Sibutramine hydrochloride is a selective serotonin and noradrenaline reuptake inhibitor used for the medical management of obesity. This pharmaceutical is intended to be an adjunct to a reduced-calorie diet, which will help increase weight loss compared to that achieved with modifying food intake alone. Sibutramine hydrochloride is not advertised as a rapid-acting drug, but instead, one that fosters slow, safe, and steady losses in fat mass which are maintained long-term.
Sibutramine hydrochloride exerts a weight-loss effect through two distinct mechanisms. It has a marked ability to suppress appetite. During some studies, patients would reduce their daily energy intake by as much as 1,300 calories while taking this drug.1 In addition to its effects on caloric intake, sibutramine also stimulates metabolism and daily caloric expenditure.

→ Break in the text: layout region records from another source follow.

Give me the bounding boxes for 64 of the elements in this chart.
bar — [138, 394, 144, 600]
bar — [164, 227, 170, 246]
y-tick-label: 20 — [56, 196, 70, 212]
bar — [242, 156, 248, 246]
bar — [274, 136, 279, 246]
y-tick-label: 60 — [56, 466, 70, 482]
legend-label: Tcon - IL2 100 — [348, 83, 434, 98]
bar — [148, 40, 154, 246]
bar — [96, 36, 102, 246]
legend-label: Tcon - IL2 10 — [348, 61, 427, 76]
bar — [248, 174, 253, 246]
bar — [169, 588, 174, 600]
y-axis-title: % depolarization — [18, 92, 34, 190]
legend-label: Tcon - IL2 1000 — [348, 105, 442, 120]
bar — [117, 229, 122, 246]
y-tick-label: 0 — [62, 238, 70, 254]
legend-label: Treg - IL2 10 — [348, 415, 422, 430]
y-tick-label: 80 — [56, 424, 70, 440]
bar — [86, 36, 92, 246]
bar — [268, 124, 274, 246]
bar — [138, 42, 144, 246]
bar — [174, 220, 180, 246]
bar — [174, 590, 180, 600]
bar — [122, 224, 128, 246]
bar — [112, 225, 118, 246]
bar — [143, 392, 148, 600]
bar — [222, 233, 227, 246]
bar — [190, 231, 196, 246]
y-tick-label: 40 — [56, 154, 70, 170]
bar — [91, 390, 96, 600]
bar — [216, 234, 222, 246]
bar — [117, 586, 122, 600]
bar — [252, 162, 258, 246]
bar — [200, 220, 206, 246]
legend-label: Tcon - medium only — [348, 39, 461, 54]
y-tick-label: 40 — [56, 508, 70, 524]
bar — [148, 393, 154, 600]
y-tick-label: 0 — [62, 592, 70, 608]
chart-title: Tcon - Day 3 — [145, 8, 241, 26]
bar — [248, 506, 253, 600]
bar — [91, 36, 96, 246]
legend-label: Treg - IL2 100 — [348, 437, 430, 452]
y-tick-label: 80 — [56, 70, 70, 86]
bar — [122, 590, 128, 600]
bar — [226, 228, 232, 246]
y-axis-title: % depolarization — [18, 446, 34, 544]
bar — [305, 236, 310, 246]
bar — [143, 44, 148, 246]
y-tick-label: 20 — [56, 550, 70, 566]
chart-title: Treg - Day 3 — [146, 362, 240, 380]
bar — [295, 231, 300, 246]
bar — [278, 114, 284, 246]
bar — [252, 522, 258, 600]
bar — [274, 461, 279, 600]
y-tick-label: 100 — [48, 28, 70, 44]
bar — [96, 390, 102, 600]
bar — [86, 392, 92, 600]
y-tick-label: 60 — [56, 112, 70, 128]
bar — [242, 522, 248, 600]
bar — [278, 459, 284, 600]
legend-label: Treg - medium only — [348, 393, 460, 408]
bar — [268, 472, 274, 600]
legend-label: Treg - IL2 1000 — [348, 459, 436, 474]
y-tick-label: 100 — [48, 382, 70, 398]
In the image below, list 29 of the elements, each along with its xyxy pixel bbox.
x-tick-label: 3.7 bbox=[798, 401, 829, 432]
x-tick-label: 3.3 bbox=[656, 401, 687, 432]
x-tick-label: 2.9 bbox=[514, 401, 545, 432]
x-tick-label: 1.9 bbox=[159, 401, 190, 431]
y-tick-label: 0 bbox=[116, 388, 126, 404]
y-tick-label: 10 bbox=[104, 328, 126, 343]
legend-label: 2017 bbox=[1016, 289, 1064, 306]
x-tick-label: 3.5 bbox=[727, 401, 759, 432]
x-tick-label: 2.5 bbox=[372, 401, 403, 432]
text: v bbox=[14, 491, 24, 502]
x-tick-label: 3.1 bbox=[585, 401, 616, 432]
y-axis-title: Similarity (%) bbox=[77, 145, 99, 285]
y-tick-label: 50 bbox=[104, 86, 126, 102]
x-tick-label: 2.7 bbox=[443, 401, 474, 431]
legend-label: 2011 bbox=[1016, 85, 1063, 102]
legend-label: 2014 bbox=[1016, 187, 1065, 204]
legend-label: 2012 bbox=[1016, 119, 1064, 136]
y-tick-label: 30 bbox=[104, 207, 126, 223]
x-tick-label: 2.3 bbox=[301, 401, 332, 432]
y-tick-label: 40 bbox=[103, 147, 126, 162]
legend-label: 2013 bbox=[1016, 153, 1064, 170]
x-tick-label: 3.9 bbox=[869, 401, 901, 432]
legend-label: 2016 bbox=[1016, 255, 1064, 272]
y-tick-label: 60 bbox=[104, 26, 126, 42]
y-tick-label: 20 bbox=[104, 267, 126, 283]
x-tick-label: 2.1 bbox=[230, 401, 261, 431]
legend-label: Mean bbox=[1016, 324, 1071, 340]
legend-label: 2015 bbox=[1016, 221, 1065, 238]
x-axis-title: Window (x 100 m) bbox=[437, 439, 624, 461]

A single 10 mg dose has been demonstrated to increase the basal metabolic rate by up to 30%, an effect that is maintained for at least six hours. This thermogenic action is known to occur via the adrenergic system, mainly through the indirect support of beta 3 receptor activation. With the use of this drug, we are specifically seeing a strong increase in brown adipose tissue thermogenesis (BAT), which is accompanied by body temperature increases of .5 – 1 degree Celsius.2 Elevated body temperature is a good indicator that thermogenesis is being triggered, which you may recall as one of the key things we are looking for when taking clenbuterol.
To get a better idea of exactly how well sibutramine hydrochloride works, we refer to some of the clinical studies on this agent. One investigation was conducted at the Kansas Foundation for Clinical Pharmacology in 2001. Here, a group of 322 obese patients were given either 20 mg of sibutramine or placebo once daily for 24 weeks. By the conclusion of this study, 42% of patients in the sibutramine group lost 5% or more of their initial body weight, while 12% noticed a 10% or greater loss in body weight. Sibutramine was also associated with significant improvements in serum triglyceride and HDL cholesterol levels, which were displaying poor values at the onset of the study. Another detailed investigation was completed in China by the Department of Endocrinology for Rui-jin Hospital this same year and involved giving only 10 mg per day of sibutramine to a group of 120 men and women.3 This investigation also faired extremely well, with patients losing an average of 15 pounds by the 24th week of use.